EU member states may not have a veto on TTIP / TAFTA

After the negotiations, the EU member states may not have a veto on the proposed trade agreement with the US (TTIP / TAFTA).

I wrote earlier about some issues with the EU draft mandate for the EU – US trade agreement.

In addition, I note that the draft TTIP mandate (pdf) does not mention criminal measures. Criminal measures were the reason that the EU member states had a veto on ACTA (Anti-Counterfeiting Trade Agreement). With ACTA, the member states negotiated the criminal measures. After the negotiations, the Commission proposed ACTA as a mixed agreement to Council and Parliament. A mixed agreement has to be ratified by the EU and the member states. This gives the national parliaments a strong position.

The draft TTIP / TAFTA mandate notes about the negotiations that the Commission will negotiate, in consultation with the member states in the appropriate committee of the Council. No role for the member states in the negotiations itself.

The consequence of this approach is that the Commission may, after the negotiations, exercise its competence, and make an EU only proposal for adoption by the Council (after consent by the Parliament). The Council shall decide with a qualified majority to ratify. No member states ratification is needed, no strong role for national parliaments.

Basically, if the Commission negotiates some goodies for the German industry, and some goodies for some other big EU member states (having most votes in Council and Parliament), a majority for the proposed agreement is as good as certain, however bad it may be for the interests of smaller EU member states, for the public interest, democracy, access to medicine and human rights.

The mandate is very broad. If the Council authorises the Commission to negotiate, the smaller member states will have lost their grip on the outcome. They may like to take a good look at the mandate.

Unanimity

Mixed agreements have to be ratified by the EU and the member states, this gives national parliaments a strong position. They can crash an agreement by refusing to ratify. There is also an other kind of veto, but weaker.

The Council decides by qualified majority. There are some exceptions for which unanimity in the Council is needed, see art 207 TFEU. While this implies a veto too, it is a less strong veto than the one a mixed agreement gives, as unanimity regards only limited areas, can be contested and a government may not listen to its parliament (may put a resolution aside) and vote in favour of an agreement in the Council even if its parliament is against it. (We saw such betrayal of national parliaments during the software patents directive proposal procedure.)

Article 207(4):

“For the negotiation and conclusion of the agreements referred to in paragraph 3, the Council shall act by a qualified majority.
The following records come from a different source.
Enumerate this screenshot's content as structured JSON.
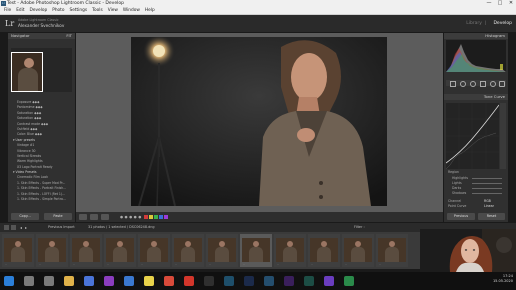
{
  "window": {
    "title": "Test - Adobe Photoshop Lightroom Classic - Develop",
    "controls": [
      "—",
      "□",
      "✕"
    ]
  },
  "menu": [
    "File",
    "Edit",
    "Develop",
    "Photo",
    "Settings",
    "Tools",
    "View",
    "Window",
    "Help"
  ],
  "identity": {
    "logo": "Lr",
    "line1": "Adobe Lightroom Classic",
    "line2": "Alexander Svechnikov",
    "modules": [
      "Library",
      "Develop"
    ],
    "active_module": "Develop"
  },
  "left_panel": {
    "navigator_label": "Navigator",
    "navigator_zoom": "FIT",
    "presets": [
      "Exposure ◆◆◆",
      "Pantomime ◆◆◆",
      "Saturation ◆◆◆",
      "Saturation ◆◆◆",
      "Contrast mode ◆◆◆",
      "Outfield ◆◆◆",
      "Color: Blue ◆◆◆"
    ],
    "group2_label": "▾ User presets",
    "group2": [
      "Vintage #1",
      "Vibrance 30",
      "Vertical Streaks",
      "Warm Highlights",
      "X3 Logo Portrait Ready"
    ],
    "group3_label": "▾ Video Presets",
    "group3": [
      "Cinematic Film Look",
      "1. Skin Effects - Super Mod Pr...",
      "1. Skin Effects - Portrait Finish...",
      "1. Skin Effects - LOFFI (Ret 1)...",
      "1. Skin Effects - Simple Portra..."
    ],
    "copy_label": "Copy...",
    "paste_label": "Paste"
  },
  "right_panel": {
    "histogram_label": "Histogram",
    "tone_curve_label": "Tone Curve",
    "region_label": "Region",
    "sliders": [
      "Highlights",
      "Lights",
      "Darks",
      "Shadows"
    ],
    "channel_label": "Channel",
    "channel_value": "RGB",
    "point_curve_label": "Point Curve",
    "point_curve_value": "Linear",
    "previous_label": "Previous",
    "reset_label": "Reset"
  },
  "filmstrip": {
    "source": "Previous Import",
    "info": "31 photos / 1 selected / DSC06248.dng",
    "filter_label": "Filter :"
  },
  "taskbar": {
    "icons": [
      {
        "name": "start-icon",
        "color": "#2b7fd9"
      },
      {
        "name": "search-icon",
        "color": "#7a7a7a"
      },
      {
        "name": "task-view-icon",
        "color": "#7a7a7a"
      },
      {
        "name": "explorer-icon",
        "color": "#e0b24a"
      },
      {
        "name": "store-icon",
        "color": "#4a74d9"
      },
      {
        "name": "onenote-icon",
        "color": "#8b3dbf"
      },
      {
        "name": "mail-icon",
        "color": "#3a78d0"
      },
      {
        "name": "yandex-icon",
        "color": "#e8d24a"
      },
      {
        "name": "browser-icon",
        "color": "#d94a3a"
      },
      {
        "name": "opera-icon",
        "color": "#d3362b"
      },
      {
        "name": "media-icon",
        "color": "#2f2f2f"
      },
      {
        "name": "lightroom-icon",
        "color": "#1e4f6b"
      },
      {
        "name": "photoshop-icon",
        "color": "#1b2a4a"
      },
      {
        "name": "lightroom-classic-icon",
        "color": "#244e6e"
      },
      {
        "name": "premiere-icon",
        "color": "#3a1f5c"
      },
      {
        "name": "audition-icon",
        "color": "#1c4d45"
      },
      {
        "name": "app-icon",
        "color": "#6a3dbf"
      },
      {
        "name": "vpn-icon",
        "color": "#2a8a4a"
      }
    ],
    "time": "17:24",
    "date": "15.05.2020"
  },
  "colors": {
    "accent_blue": "#2b7fd9"
  }
}
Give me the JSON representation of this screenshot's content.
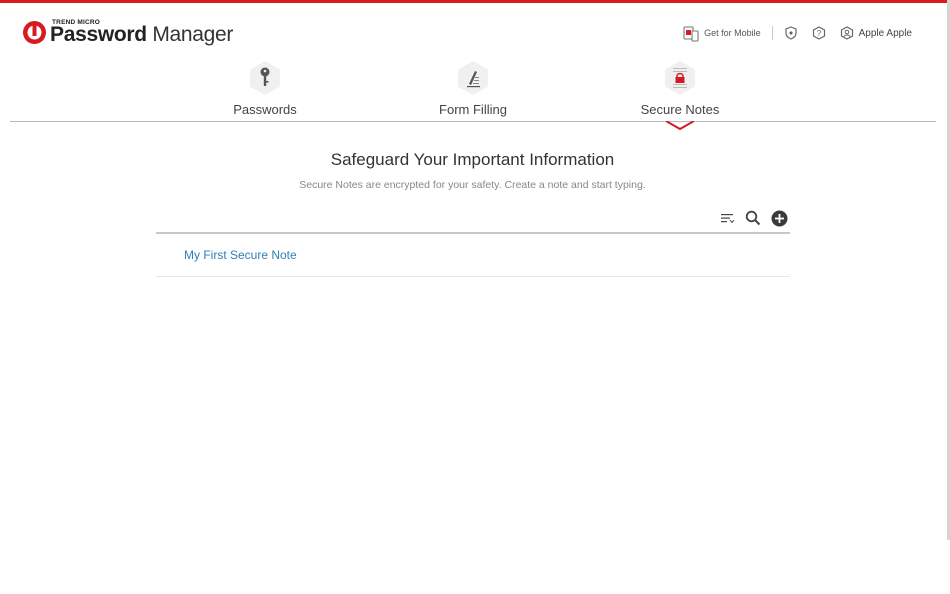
{
  "brand": {
    "company": "TREND MICRO",
    "product_bold": "Password",
    "product_thin": " Manager",
    "accent_color": "#d71921"
  },
  "header": {
    "mobile_label": "Get for Mobile",
    "mobile_icon": "mobile-devices-icon",
    "shield_icon": "shield-icon",
    "help_icon": "help-icon",
    "user_icon": "user-icon",
    "user_name": "Apple Apple"
  },
  "tabs": [
    {
      "label": "Passwords",
      "icon": "key-icon",
      "active": false
    },
    {
      "label": "Form Filling",
      "icon": "pen-icon",
      "active": false
    },
    {
      "label": "Secure Notes",
      "icon": "lock-note-icon",
      "active": true
    }
  ],
  "main": {
    "title": "Safeguard Your Important Information",
    "subtitle": "Secure Notes are encrypted for your safety. Create a note and start typing.",
    "toolbar": {
      "sort_icon": "sort-icon",
      "search_icon": "search-icon",
      "add_icon": "add-icon"
    },
    "notes": [
      {
        "title": "My First Secure Note"
      }
    ]
  }
}
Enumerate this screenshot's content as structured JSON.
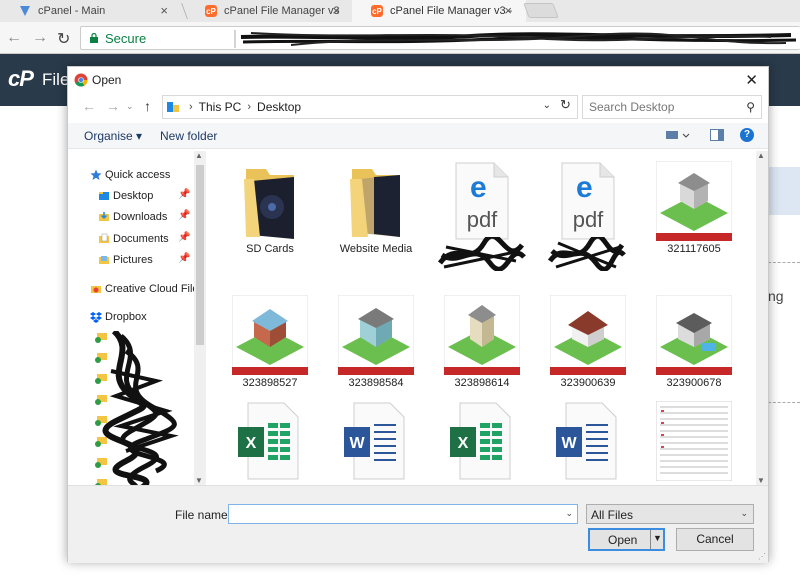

For the negotiation and conclusion of agreements in the fields of trade in services and the commercial aspects of intellectual property, as well as foreign direct investment, the Council shall act unanimously where such agreements include provisions for which unanimity is required for the adoption of internal rules.

The Council shall also act unanimously for the negotiation and conclusion of agreements:

(a)in the field of trade in cultural and audiovisual services, where these agreements risk prejudicing the Union’s cultural and linguistic diversity;

(b)in the field of trade in social, education and health services, where these agreements risk seriously disturbing the national organisation of such services and prejudicing the responsibility of Member States to deliver them.

The exceptions for which unanimity is needed regard the cultural exception (“cultural diversity” in the Treaties) France is concerned about. They also regard social, education and health services, but there may be a high threshold for unanimity (“risk seriously disturbing the national organisation of such services and prejudicing the responsibility of Member States to deliver them”). Regarding “commercial aspects of intellectual property”, that is not applicable here, as internal IP rules are normally adopted by qualified majority. The unanimity exceptions (TFEU 118 language arrangements and TFEU 262 confer jurisdiction) will not be part of the TTIP.

(I leave trade in services and foreign direct investment to others.)